If passed, it would force developers to change their plans to fit with new low-rise regulations — potentially costing them hundreds of thousands of dollars in condo sales and architectural fees.
“Look at the number of buildings under construction, it’s a race against the clock for them,” said Maria Pagano, president of the Carroll Gardens Neighborhood Association and an advocate of the rezoning, which would limit building heights to 50 feet, or five-stories, across a broad stretch of the Brownstone neighborhood.
It will take at least another eight months for the proposed change to become law. Buildings that have foundations dug before the change is made will be grandfathered in under the current rules, which allow buildings to rise 70 feet.
A worker on the site of a residential development at 100 Luquer St. said that the project — which would be illegal under the proposed zoning — was running at top speed.
“We are going to be working full days from now on,” he said.
The tower, designed by post-modern starchitect Karl Fischer, will rise between Clinton and Henry streets near the BQE.
A half a block away on the corner of Luquer and Henry streets overlooking the highway, construction has begun on a 60-foot residential building. That building would be also be illegal under the rezoning. The building is now in excavation stages.

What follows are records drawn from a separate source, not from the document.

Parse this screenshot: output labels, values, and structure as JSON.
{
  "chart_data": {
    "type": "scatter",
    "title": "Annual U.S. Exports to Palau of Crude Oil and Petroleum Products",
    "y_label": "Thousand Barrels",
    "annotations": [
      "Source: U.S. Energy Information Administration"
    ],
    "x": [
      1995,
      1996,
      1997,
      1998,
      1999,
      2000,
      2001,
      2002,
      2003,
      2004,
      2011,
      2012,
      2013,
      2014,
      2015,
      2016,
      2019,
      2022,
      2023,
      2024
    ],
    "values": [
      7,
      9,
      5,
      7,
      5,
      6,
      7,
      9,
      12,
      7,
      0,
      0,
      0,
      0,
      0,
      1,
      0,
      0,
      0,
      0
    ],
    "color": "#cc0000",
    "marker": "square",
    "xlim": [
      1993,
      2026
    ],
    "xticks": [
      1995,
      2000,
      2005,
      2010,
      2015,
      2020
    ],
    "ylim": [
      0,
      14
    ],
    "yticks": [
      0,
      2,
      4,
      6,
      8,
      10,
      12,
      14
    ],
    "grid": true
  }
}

On the other side of the neighborhood, builders are putting finishing touches on a blocky 55-foot condo at 342 Bond St. near the Carroll Street bridge. Building plans for a controversial 70-foot condo building at 360 Smith St. have already been approved and engineers were on the site this week doing preliminary work.
The Department of City Planning declined to give any details on a timeline for a Carroll Gardens rezoning. A spokeswoman said that officials “recognize the need to study Carroll Gardens and work with community and elected officials to address the zoning.”
Carroll Gardens is not the only neighborhood that has approached the city with a rezoning proposal, creating a demand for planning services that Pagano and others worry will slow the tortoise-like process even more.